Enjo s'approprie donc ici le sujet déjà largement vu d'une amitié d'enfance forte ayant tourné en amour, mais la mangaka l'aborder à sa manière, et c'est bien ce qui fait toute la beauté de son récit. Car ici, hors de question de précipiter les choses: en jouant parfois volontiers dans le temps, l'autrice s'applique à décortiquer, période par période (primaire, collège, lycée), l'évolution naturelle des sentiments de Shunta, et tout ce que cela a pu impliquer concernant son état d'esprit. L'innocence de la tendre enfance, où il est question de bisous/câlins faits à ceux que l'on aime (sa maman, par exemple), laisse peu à peu place en Shunta une découverte progressive de ce qu'il ressent vraiment... et, en premier lieu, une peur face à ces sentiments. Aimer un autre garçon, est-ce normal ? C'est ainsi qu'il s'interroge, également accompagné, au fil du temps, par des choses typiques de la puberté. Hormis dans le chapitre bonus explicite, pas de voyeurisme chez Enjo: elle aborde chaque étape avec réalisme et douceur, sans pour autant occulter des moments tout naturels (comme la première masturbation/éjaculation de Shunta) qu'elle croque finement, et dont elle sait aussi tirer parti pour travailler de plus belle le ressenti de son héros. C'est de cette manière que l'on suit la découverte de l'orientation sexuelle du garçon, sa peur face à cette découverte, son rejet de soi face à cette situation (par exemple, il tente parfois de s'éloigner longuement de Tamaki, notamment quand il a une petite amie), sa difficile acceptation qui le poussera forcément un jour à avouer la vérité...

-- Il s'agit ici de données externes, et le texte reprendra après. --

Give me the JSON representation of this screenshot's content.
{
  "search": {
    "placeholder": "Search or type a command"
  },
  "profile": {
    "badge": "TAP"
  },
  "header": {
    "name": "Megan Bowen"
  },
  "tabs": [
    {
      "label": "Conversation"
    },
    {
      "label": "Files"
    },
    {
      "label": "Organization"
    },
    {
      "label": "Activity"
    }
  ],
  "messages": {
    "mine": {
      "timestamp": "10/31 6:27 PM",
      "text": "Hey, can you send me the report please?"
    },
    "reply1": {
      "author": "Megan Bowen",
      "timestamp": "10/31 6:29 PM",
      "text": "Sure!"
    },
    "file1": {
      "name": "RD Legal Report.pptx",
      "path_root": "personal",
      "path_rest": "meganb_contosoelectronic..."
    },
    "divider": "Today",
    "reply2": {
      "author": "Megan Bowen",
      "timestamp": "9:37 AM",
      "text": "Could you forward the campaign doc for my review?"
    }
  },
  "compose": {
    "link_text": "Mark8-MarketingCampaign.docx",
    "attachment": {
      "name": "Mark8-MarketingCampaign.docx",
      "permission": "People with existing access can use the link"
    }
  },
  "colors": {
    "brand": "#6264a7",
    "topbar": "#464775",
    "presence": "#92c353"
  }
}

Ce qu'il y a de plus joli dans tout ceci, c'est sûrement que Shunta ne raisonne pas forcément en terme d'hétérosexualité/homosexualité. La question n'est pas qu'il aime les garçons ou les filles, mais simplement qu'il aime Tamaki, son ami étant alors une troisième catégorie où il est le seul, l'unique. Mais évidemment, face à tout ceci, Tamaki n'est aucunement oublié dans son développement, bien au contraire. Et au fil des différentes périodes de sa vie, c'est essentiellement à travers le regard que Shunta pose sur lui que l'on découvre ce garçon, que l'on devine ses problèmes familiaux, que l'on comprend ce qui se cache derrière certains de ses comportements (ses sourires cachant quelque chose, sa crainte des filles...), jusqu'à ce qu'il finisse par se confier lui-même (et dès lors, certaines choses, comme sa vision des bisous quand il est enfant, prennent un autre sens quand on découvre mieux sa mère).

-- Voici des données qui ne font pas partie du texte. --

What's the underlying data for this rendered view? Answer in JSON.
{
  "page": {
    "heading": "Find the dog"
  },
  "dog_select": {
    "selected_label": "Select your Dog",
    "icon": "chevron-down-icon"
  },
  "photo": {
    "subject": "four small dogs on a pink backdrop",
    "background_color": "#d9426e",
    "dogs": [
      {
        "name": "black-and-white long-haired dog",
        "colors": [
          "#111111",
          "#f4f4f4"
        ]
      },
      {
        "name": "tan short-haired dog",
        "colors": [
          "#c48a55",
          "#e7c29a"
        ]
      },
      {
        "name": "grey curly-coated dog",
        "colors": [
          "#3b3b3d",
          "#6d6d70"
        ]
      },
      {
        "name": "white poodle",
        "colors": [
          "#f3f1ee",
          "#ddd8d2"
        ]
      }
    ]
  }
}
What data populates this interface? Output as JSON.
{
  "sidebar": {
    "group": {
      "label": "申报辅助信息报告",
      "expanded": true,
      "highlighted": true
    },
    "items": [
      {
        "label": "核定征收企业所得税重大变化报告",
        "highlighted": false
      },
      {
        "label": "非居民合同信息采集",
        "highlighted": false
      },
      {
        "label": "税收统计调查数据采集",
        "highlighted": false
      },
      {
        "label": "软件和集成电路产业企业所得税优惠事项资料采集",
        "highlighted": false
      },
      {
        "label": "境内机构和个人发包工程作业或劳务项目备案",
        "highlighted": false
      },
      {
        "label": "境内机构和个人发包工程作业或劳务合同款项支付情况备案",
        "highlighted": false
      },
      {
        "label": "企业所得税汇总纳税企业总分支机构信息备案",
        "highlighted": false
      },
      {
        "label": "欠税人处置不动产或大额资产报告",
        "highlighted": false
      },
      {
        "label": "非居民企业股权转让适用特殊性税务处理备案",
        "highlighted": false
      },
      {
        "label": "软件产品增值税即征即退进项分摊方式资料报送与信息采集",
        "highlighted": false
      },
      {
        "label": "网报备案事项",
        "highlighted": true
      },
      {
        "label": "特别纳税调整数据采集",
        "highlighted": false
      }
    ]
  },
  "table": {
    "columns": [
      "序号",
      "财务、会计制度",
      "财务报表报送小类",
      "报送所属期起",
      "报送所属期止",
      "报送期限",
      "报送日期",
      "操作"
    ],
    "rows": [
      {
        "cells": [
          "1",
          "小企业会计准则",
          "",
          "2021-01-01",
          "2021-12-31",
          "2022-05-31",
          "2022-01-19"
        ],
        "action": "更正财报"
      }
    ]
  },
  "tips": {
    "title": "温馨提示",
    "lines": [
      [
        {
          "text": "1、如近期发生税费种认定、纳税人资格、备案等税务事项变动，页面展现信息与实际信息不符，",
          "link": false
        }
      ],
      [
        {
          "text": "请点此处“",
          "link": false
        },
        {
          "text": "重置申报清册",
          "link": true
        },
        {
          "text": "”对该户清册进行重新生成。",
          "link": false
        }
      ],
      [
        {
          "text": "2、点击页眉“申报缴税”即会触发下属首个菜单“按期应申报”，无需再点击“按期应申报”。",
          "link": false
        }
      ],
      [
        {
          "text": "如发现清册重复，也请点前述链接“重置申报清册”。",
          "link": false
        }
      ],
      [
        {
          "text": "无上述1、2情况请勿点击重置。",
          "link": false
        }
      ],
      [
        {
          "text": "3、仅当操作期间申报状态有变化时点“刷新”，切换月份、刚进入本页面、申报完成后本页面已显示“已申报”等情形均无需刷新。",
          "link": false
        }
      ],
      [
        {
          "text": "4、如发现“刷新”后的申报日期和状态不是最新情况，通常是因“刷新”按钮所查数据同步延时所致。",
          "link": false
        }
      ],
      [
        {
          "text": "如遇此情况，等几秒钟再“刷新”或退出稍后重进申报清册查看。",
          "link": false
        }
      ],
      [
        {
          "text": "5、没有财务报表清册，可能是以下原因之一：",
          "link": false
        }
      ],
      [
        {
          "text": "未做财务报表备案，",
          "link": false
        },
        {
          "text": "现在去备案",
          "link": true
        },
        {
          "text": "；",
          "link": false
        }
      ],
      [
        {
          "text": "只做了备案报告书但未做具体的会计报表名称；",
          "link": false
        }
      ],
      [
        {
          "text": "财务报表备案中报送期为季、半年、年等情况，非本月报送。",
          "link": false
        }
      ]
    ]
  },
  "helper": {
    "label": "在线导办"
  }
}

Visuellement, Enjo a un trait véritablement beau, surtout pour une mangaka qui est encore en début de carrière. Ses designs sont soignés et portées par une petite palette d'expressions à la fois nuancées et assez typiques pour chaque héros (les sourires doux de Tamaki cachant autre chose, les airs blasés/déconnectés de Shunta...). Très présents, les décors réalistes (extérieurs comme intérieurs) contribuent beaucoup à l'immersion. Les angles sont souvent très soignés (surtout quand il s'agit de faire ressortir les visages des deux héros), et la dessinatrice s'essaie régulièrement à des découpages et mises en scène assez ambitieuses, comme pendant la course vers la fin du tome, vécue à travers le regard de Tamaki.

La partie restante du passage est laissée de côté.